Plenty of lively discussion during CIO panel debate

One of the pitfalls of adopting virtualization is software licensing which will continue to lag behind the technology right through to 2010.

Warning that software pricing hasn't kept pace with virtualization technology, Gartner vice president Phil Sargeant warned IT managers to get their licensing in order now to avoid being hit with a costly problem down the road.

Speaking at a series of CIO Magazine breakfast briefings held in Melbourne, Sydney and Brisbane last month, Sargeant told delegates to check vendor support policies, pricing and licensing when it comes to virtualization.
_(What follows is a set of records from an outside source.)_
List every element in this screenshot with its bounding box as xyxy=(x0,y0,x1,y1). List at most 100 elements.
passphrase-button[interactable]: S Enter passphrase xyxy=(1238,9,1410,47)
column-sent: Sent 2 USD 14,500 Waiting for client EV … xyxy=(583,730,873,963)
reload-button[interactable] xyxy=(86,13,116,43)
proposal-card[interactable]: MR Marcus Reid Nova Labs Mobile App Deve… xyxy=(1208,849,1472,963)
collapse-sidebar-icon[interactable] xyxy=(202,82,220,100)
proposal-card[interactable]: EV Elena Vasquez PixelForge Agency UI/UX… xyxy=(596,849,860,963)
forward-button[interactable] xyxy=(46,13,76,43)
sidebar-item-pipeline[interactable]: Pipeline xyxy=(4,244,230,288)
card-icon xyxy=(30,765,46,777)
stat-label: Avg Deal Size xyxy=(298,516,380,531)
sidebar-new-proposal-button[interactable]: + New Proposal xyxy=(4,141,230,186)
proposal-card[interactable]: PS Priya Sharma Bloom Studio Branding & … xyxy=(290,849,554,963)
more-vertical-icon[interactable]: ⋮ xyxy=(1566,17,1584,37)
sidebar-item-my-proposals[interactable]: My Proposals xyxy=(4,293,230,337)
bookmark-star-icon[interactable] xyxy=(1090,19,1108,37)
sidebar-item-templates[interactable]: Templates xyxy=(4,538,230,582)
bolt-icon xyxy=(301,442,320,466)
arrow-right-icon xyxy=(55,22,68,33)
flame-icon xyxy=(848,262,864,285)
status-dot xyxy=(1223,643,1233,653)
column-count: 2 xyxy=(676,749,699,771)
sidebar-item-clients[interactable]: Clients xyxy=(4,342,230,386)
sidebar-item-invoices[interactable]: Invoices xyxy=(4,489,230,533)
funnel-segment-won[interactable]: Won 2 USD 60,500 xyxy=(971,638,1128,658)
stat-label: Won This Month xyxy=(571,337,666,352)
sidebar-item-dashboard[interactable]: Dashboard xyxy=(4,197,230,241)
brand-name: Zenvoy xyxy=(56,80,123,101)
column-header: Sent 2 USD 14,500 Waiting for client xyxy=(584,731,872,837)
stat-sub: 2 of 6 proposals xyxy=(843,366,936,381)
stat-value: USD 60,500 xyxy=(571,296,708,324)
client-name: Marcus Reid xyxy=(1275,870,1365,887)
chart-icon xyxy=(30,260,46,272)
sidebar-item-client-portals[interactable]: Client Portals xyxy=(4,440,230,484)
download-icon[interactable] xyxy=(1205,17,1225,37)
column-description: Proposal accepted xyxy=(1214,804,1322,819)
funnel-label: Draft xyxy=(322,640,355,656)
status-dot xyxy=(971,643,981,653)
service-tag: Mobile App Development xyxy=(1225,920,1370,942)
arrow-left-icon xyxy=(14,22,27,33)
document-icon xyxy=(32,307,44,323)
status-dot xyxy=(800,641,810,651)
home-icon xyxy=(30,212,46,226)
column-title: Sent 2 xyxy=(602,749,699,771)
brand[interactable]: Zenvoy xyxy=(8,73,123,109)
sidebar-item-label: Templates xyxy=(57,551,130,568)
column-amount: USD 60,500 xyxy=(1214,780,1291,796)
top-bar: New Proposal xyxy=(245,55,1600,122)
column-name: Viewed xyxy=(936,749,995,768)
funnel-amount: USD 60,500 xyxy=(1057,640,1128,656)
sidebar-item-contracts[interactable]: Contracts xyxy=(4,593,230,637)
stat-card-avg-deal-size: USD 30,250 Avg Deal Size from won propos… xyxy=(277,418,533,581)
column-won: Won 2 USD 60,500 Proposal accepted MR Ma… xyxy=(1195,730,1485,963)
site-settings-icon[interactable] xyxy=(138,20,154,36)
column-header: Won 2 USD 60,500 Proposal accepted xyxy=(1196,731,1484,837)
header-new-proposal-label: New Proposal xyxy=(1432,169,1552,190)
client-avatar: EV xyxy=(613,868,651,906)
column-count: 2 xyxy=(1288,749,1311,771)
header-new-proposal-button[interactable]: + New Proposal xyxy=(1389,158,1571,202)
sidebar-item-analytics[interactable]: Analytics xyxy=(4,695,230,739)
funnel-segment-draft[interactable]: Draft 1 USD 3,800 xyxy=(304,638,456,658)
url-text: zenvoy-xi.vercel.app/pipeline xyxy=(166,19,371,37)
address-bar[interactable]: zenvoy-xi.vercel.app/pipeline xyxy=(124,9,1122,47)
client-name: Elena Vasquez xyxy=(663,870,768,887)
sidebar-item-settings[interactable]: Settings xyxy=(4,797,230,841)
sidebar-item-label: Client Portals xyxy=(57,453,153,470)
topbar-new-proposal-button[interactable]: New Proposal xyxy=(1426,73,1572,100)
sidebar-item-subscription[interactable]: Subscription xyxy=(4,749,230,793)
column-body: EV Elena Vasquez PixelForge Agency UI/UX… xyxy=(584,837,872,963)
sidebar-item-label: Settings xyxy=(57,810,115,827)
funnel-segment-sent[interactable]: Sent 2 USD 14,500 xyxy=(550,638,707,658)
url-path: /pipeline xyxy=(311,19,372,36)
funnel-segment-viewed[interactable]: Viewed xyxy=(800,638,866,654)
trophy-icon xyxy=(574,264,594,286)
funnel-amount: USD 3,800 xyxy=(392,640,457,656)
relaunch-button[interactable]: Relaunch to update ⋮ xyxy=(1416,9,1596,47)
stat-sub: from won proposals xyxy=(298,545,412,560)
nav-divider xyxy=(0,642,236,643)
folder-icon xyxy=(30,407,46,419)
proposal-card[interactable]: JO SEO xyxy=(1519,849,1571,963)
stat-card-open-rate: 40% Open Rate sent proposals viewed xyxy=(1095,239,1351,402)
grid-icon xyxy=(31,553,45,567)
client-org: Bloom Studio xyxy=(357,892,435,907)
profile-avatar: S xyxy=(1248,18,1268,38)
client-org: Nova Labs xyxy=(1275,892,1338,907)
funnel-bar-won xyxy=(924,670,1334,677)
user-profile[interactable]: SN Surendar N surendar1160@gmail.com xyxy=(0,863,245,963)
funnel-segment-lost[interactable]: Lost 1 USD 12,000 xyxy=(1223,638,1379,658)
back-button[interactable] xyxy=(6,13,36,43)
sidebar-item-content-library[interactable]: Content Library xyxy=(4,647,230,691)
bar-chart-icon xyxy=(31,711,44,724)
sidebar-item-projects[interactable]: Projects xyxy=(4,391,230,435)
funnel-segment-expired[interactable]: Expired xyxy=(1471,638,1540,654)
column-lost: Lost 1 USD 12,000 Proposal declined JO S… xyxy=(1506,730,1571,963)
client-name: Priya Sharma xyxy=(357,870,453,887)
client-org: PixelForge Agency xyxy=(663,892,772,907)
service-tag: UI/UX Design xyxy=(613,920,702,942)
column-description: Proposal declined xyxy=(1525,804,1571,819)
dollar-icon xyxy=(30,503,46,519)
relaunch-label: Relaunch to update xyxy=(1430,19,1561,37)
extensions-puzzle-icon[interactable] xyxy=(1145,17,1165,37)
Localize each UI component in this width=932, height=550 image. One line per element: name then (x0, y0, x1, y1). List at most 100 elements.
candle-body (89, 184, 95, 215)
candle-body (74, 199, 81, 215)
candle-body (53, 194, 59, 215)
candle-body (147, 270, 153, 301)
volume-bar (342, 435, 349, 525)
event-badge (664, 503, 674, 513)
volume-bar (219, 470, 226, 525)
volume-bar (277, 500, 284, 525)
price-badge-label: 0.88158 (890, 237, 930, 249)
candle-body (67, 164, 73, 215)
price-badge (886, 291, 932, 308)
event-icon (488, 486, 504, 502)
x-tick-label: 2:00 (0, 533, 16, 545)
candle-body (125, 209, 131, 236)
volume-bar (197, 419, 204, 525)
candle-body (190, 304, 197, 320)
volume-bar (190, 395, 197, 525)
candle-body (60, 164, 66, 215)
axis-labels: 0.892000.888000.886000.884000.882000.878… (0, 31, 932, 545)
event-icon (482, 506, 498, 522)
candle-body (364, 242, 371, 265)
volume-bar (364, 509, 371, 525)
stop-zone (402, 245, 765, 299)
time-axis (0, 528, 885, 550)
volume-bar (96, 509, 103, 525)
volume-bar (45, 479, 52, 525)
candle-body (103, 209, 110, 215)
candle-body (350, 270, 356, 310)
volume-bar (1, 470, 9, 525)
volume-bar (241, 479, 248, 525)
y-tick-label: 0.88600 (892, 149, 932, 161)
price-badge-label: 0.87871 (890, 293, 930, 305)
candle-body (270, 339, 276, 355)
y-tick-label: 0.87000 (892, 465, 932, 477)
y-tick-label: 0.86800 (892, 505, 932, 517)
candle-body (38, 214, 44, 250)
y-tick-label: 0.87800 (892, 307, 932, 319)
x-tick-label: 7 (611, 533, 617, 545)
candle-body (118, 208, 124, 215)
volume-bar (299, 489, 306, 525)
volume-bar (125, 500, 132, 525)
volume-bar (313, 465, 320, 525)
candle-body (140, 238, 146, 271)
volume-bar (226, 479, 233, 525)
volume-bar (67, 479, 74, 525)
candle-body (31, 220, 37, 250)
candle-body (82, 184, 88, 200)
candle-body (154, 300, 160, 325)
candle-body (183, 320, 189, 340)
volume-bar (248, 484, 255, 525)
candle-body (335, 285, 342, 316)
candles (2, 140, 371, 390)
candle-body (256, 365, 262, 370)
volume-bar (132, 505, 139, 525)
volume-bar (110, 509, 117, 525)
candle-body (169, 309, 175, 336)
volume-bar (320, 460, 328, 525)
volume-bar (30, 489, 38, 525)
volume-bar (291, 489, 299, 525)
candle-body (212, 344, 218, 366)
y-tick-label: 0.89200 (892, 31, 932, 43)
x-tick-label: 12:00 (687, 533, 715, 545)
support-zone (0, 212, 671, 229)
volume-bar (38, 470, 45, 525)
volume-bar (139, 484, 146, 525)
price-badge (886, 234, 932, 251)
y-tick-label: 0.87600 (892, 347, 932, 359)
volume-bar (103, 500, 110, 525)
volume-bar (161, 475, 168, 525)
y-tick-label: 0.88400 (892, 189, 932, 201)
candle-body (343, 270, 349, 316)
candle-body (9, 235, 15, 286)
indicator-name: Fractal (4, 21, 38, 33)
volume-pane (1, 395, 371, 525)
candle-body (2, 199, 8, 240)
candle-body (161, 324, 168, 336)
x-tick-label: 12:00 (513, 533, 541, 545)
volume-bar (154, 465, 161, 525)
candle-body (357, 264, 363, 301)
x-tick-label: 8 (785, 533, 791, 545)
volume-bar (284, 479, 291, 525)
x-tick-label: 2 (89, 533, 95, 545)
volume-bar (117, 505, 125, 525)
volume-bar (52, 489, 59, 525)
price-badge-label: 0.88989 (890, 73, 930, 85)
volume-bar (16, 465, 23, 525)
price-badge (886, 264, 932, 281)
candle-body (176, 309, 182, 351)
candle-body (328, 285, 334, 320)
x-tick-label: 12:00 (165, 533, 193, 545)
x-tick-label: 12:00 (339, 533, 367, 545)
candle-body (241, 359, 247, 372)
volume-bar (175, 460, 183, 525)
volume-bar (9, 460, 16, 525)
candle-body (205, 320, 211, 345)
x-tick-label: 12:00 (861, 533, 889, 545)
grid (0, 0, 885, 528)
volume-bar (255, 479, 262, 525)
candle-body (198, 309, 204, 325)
Sargeant outlined the virtualization landscape to 2010 listing both the benefits and pitfalls of the technology and a framework for the creation of a Real Time Infrastructure (RTI).

He said its important to have a management plan to avoid virtual sprawl and recommended use of a charge-back system.

Giving a market overview, Sargeant said virtual software packages and appliances will be mainstream by 2010 and virtualizing clients on servers will become common by 2009.

"By the end of 2008 virtualization technologies for x86 servers will be essentially free and will be in use in 90 per cent of Fortune 500 companies," he said.

Moreover, he said Microsoft will deliver a hypervisor solution that relies on Windows Longhorn server as a parent operating system in 2008.

"By 2009, more than four million virtual machines will be installed on x86 servers which is about 20 per cent of the total potential market," he said.

"And while blades will be ubiquitous in the next 12 months, the major components will not be standardized between major suppliers by 2008."

Sargeant's overview was followed by a presentation from Jim Balog, ANZ lead for enterprise solutions services at Unisys.

Balog leads the virtualization program at Unisys helping clients implement their virtualized environments. He talked about how virtualization enables innovation.

"Virtualization is a key step in the journey to a RTI, an infrastructure that provisions power on tap, provides control and governance to your IT department," he said.

"Enterprises that have started virtualization have taken a significant step down a path that enables them to embrace innovation and effect change."

Each briefing featured a panel discussion with an impressive lineup of CIOs who shared their own experiences deploying virtualization providing the quick wins and detailing some of the obstacles and challenges when it came to people and processes.

With a record number of attendees at the event, there was plenty of lively debate as the floor was open for questions from the audience.